「やさしい文章教室」執筆の手引き

〈最低限の知識〉

 文章は読者にわかりやすく読めることが前提です。「いい文章とは、わかりやすい」ことで、それは作家の作品にもいえます。

 

 先に書きましたが、第1にワンセンテンスの間隔を短くすること(読売カルチャーセンター・葉山教室より)。

 ジャーナリストの本多勝一氏は、たくさんの文章教則本を出版していますので参考にしてください。 「Aが(主語)言った(述語)。」のように、短いことはわかりやすいのです。Aを修飾する表現がある場合でも、主語と述語の間隔は短い方がいいのです。


 「小さいときから利発とうたわれた、頭のいいAが言った。」と「Aは小さいときから頭がよく利発とうたわれたが、そう言った。」を比べてみてください。形容や修飾などが長いとき、主語が何をどうしたのか不明になりやすい。ですから主語であるAをできるだけ後ろ、「言った」という述語に近いところに置きます。


 もちろん、文章表現は一様ではないですから決まりごとではありません。野坂昭如、三島由紀夫氏の文体などはまったく個性的です。しかし、基本をまず知ることが大切です。


 ②句読点の打ち方は読みやすいことを優先します。

 主語のあと助詞の「は」や「が」の次に読点の「、」をよく打ちますが、必ずしもいいわけではありません。むしろ、一息つける場所に打った方がよい場合があります。漢字が続くとき、かながつながるとき、前後の言葉を分けた方がわかりやすいときにも読点を打ちます。


 「昨夜雨が降った」は「昨夜、雨が降った」。「あにいもうとは仲がいい」は「あに、いもうとは仲がいい」。「毎日新聞を読む」と「毎日、新聞を読む」では意味すらちがってしまいます。


 やたらに多い読点は流れが悪いし、長い文節になると意味が通じにくくなります。新聞などで気をつけて読む習慣をつけます。

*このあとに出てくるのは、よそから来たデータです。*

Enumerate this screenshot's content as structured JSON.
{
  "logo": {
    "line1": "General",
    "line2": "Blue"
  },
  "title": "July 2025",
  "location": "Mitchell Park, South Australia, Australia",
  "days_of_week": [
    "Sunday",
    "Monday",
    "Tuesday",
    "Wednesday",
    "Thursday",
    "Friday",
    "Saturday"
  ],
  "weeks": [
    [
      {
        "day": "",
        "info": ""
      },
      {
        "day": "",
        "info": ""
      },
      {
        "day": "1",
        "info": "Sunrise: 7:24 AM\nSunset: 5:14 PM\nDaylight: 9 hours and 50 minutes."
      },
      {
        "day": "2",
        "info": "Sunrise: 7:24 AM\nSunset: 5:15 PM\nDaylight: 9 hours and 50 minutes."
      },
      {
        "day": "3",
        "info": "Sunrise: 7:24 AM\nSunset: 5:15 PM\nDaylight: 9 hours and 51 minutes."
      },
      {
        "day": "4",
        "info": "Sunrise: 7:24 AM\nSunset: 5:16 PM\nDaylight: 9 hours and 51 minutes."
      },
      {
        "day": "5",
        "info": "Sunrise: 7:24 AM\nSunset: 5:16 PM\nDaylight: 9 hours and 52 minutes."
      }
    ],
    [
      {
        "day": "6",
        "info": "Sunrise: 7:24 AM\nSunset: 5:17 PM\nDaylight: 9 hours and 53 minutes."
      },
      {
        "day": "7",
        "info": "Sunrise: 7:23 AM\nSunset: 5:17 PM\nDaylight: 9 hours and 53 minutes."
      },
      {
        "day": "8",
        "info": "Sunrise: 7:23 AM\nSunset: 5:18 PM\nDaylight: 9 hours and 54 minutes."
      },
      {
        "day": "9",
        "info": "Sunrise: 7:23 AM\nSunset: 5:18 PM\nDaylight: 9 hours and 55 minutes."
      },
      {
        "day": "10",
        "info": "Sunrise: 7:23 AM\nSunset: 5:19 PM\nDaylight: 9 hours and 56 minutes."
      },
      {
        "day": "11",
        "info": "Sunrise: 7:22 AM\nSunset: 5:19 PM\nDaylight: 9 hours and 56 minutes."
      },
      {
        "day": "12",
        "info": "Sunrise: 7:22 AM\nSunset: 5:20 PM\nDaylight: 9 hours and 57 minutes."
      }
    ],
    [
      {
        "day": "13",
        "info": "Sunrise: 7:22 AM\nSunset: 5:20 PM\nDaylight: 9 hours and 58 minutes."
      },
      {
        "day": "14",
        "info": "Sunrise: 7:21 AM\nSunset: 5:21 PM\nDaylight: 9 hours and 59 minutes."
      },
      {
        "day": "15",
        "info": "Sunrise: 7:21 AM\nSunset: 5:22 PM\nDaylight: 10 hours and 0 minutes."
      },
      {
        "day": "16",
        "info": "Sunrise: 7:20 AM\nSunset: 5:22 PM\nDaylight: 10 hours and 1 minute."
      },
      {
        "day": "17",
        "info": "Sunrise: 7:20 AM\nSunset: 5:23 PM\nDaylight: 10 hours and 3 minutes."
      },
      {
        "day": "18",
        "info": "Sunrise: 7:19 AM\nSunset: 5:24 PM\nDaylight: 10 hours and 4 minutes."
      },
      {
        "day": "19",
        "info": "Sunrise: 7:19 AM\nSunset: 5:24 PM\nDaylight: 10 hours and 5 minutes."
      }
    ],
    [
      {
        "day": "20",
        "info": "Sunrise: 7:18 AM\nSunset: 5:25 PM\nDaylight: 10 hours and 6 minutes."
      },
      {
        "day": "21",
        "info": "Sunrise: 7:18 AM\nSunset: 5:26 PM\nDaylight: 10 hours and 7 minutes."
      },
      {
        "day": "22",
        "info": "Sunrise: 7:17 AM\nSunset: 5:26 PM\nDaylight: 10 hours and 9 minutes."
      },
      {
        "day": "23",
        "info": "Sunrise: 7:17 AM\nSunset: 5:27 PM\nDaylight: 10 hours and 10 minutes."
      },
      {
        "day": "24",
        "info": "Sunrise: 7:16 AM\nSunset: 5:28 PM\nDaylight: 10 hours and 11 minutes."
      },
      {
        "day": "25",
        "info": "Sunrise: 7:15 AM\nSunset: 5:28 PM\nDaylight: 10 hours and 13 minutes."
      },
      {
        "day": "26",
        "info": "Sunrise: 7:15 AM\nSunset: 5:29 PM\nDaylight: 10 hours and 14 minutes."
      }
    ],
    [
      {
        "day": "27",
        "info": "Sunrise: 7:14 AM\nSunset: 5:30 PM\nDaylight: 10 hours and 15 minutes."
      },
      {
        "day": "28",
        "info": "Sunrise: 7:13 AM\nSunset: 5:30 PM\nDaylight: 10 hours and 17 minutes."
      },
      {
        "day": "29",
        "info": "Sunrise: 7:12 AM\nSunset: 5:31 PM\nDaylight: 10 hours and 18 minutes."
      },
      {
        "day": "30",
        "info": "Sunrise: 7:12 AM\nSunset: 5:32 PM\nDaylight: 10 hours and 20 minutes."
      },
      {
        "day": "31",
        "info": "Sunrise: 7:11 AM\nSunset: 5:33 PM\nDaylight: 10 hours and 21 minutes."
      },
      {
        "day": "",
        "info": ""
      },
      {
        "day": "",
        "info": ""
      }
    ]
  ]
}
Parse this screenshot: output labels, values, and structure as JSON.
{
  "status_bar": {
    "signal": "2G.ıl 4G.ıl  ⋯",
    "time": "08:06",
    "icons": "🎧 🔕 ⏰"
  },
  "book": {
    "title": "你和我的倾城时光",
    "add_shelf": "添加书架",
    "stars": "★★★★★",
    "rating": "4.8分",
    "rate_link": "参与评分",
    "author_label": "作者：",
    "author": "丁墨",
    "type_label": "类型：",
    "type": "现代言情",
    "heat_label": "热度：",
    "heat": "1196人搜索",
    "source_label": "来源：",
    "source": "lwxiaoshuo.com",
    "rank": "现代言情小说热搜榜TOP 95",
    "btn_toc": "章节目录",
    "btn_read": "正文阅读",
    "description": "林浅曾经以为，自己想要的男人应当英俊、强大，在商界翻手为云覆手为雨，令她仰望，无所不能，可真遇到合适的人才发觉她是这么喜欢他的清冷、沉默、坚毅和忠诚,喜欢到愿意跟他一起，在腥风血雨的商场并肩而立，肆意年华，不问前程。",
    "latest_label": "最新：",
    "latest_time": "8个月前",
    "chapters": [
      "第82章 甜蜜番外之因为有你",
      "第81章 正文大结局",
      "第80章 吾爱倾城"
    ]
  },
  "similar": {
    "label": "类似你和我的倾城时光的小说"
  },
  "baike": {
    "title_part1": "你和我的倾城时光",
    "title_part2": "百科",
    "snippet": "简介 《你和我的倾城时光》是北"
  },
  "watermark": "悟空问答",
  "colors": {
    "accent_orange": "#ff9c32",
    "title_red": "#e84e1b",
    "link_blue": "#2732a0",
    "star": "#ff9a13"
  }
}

 改行をどこでするかは自由の範疇ですが、物語や場面の転換で基本的に改行します。

 新聞では長くても10行以内がよいとされています。意識的に改行することを身につけます。ただし1~2行で改行するのは、逆に読みづらいもの。宇能鴻一郎文を参考に。

 

 ④漢字や数字、送りがなは統一した使い方にします。
 前半では漢字、後半でかな、といった使い方に注意します。書き上げたら一度、このことだけで全文を読み返すと発見しやすいです。これも習慣にしたいもの。年号は西暦が基本で、元号を使うときは西暦と併用して書きます。数字はアラビヤ数字が基本。


 漢字やかなの使い方などを統一した表、使用メモを作って原稿に張っておくと、迷ったときに便利帖になります。完成するまで原稿に添付して使います。


 最近の傾向は「漢字を開く」として、かなり、ひらがなを多用する傾向にあります。

 これは好みの範囲でしょう。ただし「かんじがわからない」は「漢字」なのか、「感じ」なのか不明です。また、漢字の方がイメージや情景が浮ぶときもあり、「おどり子」と「踊り子」はどちらがいいでしょうか。


 踊り文字・繰り返し(久々、別々)は文体が古く感じます。なぜ「子供」でなく、「子ども」と書くのかなども知っておくといいでしょう。